Musician awaits heart transplant
Tuesday, May 14, 1996 | 11:59 a.m.
Ronald Teti sits waiting, a beeper never more than a few inches from his fingertips.
When it goes off, he has two hours to jump on a plane. Two hours to get to San Diego. Two hours to live or die.
Trent is a member of an elite fraternity he'd rather not be associated with. In January, cardiac specialists at the University of San Diego gave him the devastating news. He needed a heart and double-lung transplant.
"That knocked me on my ass," says Teti, 58, a longtime Las Vegas entertainer who goes by the stage name Ronnie Trent. "On Feb. 6, I was put on a national waiting list. They said my lungs were so bad that they wouldn't give me a heart unless I had both lungs done."
Today, Teti sits and waits at home. He knows someone's death will give him the gift of life, but he doesn't ponder that very much. It's too upsetting, as is the delicate operation he knows he must eventually face.
Several black-and-white publicity photos of Teti and his wife, Betty, adorn the top of a wood-grain entertainment center in the corner of their modest mobile home. He's at the piano dressed in a tuxedo. She leans leisurely on his shoulder in an evening gown -- the portrait of the perfect couple.
Ronnie and Betty played all the old venues -- the Marina, Dunes, Thunderbird, Sands and Sahara. Only the new mega-resorts escaped their grasp. And if Teti were well today, he says they'd probably be playing them, too.
The last time the couple performed together was on a cruise ship in Florida three years ago. He caught what he thought was a cold, but soon found out a virus had invaded his body and killed the front half of his heart.
The prognosis has gotten worse ever since. Confined to his home, Teti can't walk more than 30 feet without running out of breath and feeling his enlarged heart race uncontrollably.

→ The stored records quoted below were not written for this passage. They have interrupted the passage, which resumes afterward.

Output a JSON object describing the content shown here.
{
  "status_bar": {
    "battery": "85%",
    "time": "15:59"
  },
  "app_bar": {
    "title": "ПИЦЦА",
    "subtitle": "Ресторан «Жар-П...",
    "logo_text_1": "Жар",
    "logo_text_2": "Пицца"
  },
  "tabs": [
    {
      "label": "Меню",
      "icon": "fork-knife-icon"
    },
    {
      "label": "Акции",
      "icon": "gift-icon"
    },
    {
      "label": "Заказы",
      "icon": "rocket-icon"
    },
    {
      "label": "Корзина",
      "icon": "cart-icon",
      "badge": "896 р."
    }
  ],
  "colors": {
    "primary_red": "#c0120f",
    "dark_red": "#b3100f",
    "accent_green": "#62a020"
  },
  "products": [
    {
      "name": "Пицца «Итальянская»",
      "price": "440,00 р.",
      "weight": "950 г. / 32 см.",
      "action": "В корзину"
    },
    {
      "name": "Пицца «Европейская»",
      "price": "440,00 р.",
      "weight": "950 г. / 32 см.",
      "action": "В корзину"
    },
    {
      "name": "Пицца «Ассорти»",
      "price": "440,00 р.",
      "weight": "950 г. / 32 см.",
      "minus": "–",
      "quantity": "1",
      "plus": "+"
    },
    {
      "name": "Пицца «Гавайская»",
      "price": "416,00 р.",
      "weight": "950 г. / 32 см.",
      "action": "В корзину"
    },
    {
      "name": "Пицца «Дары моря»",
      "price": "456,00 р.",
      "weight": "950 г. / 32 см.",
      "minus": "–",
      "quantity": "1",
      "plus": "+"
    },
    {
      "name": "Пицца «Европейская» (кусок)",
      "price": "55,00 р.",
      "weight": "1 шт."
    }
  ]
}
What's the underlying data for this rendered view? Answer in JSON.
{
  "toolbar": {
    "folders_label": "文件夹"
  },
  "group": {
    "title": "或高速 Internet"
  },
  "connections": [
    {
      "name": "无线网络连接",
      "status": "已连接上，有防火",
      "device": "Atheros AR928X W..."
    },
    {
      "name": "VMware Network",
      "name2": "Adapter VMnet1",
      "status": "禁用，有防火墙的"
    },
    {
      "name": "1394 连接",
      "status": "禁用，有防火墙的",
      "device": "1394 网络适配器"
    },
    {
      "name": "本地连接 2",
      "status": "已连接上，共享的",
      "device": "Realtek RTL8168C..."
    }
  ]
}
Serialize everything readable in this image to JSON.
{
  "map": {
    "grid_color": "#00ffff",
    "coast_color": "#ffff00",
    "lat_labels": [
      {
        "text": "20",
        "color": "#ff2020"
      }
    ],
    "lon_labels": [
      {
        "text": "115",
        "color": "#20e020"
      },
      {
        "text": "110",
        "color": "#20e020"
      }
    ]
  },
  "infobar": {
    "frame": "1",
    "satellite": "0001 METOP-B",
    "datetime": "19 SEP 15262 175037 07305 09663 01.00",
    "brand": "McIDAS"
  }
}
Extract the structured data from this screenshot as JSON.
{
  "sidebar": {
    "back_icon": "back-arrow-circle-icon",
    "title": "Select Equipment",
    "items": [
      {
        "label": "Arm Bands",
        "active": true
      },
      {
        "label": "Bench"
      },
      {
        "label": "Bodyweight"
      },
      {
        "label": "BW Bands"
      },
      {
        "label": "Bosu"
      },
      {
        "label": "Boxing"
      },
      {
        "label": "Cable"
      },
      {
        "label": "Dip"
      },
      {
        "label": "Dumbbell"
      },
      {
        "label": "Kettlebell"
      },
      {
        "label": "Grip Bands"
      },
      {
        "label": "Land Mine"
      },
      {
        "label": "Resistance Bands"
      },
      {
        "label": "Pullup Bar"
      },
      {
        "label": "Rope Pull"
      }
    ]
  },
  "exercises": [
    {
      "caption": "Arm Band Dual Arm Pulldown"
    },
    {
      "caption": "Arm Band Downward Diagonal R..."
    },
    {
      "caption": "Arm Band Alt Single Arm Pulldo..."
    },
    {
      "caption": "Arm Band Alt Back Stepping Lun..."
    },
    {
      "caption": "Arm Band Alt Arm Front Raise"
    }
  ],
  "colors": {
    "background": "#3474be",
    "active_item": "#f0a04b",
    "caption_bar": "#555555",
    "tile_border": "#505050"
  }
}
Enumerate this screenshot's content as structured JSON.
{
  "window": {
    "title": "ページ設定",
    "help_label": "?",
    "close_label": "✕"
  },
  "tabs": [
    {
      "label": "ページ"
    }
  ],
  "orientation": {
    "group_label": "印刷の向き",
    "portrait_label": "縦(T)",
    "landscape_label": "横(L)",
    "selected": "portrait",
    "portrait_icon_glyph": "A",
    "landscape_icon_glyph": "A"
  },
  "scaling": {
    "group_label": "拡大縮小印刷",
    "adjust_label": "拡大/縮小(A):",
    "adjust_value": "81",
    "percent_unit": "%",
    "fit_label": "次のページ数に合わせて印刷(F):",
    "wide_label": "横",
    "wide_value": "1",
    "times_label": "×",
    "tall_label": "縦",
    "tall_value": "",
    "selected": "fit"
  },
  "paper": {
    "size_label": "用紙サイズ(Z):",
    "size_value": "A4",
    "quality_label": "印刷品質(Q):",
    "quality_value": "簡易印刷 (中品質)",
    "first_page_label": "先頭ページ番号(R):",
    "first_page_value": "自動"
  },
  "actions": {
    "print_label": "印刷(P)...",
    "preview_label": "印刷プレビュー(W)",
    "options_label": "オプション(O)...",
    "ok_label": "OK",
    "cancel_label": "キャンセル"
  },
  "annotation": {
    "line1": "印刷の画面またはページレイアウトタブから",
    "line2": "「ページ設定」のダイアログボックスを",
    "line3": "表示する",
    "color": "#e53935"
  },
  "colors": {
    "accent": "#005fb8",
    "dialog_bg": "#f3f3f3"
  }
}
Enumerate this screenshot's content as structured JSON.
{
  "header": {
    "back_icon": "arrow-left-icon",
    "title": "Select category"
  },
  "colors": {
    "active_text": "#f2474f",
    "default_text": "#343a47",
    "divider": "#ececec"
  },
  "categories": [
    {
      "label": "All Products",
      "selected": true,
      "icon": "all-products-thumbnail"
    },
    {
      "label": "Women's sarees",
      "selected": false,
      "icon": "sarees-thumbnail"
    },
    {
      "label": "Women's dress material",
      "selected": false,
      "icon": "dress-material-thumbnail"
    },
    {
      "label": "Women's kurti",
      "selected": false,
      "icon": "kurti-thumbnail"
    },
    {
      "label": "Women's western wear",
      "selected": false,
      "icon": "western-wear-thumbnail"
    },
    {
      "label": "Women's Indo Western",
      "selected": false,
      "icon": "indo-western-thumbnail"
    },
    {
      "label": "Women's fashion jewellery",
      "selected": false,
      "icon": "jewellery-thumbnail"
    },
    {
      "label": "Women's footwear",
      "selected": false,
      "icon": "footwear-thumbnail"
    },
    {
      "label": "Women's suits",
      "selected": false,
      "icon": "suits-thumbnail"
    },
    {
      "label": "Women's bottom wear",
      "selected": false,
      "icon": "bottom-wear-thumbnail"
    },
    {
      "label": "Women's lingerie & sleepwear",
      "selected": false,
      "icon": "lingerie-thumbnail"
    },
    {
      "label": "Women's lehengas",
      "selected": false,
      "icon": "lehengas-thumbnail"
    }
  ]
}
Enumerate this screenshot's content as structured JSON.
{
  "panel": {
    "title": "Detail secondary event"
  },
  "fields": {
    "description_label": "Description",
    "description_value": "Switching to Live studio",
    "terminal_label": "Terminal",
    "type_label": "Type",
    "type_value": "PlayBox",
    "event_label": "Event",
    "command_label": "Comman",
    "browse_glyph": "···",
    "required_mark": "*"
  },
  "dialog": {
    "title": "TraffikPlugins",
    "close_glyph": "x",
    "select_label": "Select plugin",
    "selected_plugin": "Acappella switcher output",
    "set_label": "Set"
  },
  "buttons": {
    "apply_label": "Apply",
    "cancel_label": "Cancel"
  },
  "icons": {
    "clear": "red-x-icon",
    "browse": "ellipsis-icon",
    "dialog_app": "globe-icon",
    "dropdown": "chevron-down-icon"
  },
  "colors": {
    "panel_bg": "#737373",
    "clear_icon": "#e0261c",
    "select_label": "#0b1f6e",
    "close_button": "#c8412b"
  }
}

To pass the time, the professional musician tinkers around with his computer. He has recorded instrumental parts for 5,800 songs and stored them on disk. It's a task he's been working on since 1989.
Nearly any music you want, Teti probably has an arrangement on it. Everything he has he played himself on synthesizer. Quite a feat for any musician.
"It helps me keep my mind off of this," Teti says, pausing for a moment to control his emotions. "This thing really has me scared."
At first he thought of moving to San Diego to be close to the hospital when the call eventually comes, but doctors advised against that. They said the strain of trying to find a place to live and being away from home would be too much to take. Besides, Teti says he has a good heart specialist in Las Vegas.
The main problem Teti faces is trying to catch a flight to San Diego. There are only two commercial airlines that fly direct, and certain hours of the day there are no flights. He figures he has only one solution, to charter an air ambulance. But that costs between $5,000 and $6,000.
Teti doesn't have that kind of cash. He's tried to contact several major hotels about using a corporate jet, but none has returned his calls.
"If I was a high-roller, they'd have a limousine and plane available 24 hours a day," Teti says. "Corporate Las Vegas has a heart, but it carries a price tag. It's either give me the money, or the notoriety, and then I'll help.
"But there are people in this town who really care. That's where the real heart lies."
Some of those people are Teti's fellow musicians. More than 25 are getting together Sunday to perform in a fund-raiser at Cafe Michelle West at 2800 W. Sahara Ave. Bruce Zarka, a keyboard player who has known Teti for five years, is organizing the event.
"Ronnie is one of the most honest people I ever met," Zarka says. "There's nothing phony about him. I've been in this business all my life, and you get to recognize the real from the phony right away."
Zarka says he first learned of Teti's condition when he asked him to sequence some music. As a fellow musician who has lived and performed in Las Vegas for 23 years, he felt he just had to do something.
"We hear sometimes on the news when someone gets mugged and no one helps," Zarka says. "It's not like that in Las Vegas. Here, the entertainers get together to help their own."
Besides what is raised at the musical benefit, Teti says four friends have offered to let him use their credit cards for the air ambulance if the money comes up short.
After his operation, Teti says he'll have to remain in the hospital for two weeks and then live in San Diego for three months to receive postoperative treatment. But that's down the road, and a social worker assured him money matters and living accommodations will be worked out somehow.
"I hope to go back to performing," Teti says with an optimistic smile. "The wife and I would like to go on cruise ships in Europe and perform. We're looking forward to it."
The musical benefit at Cafe Michelle West begins at 3 p.m. A $10 tax-deductible donation includes dancing, appetizers and raffles.
An account has also been set up at First Interstate Bank for Teti. Donations should be addressed to the Ronnie Trent Benefit Fund, donations No. 1800024697.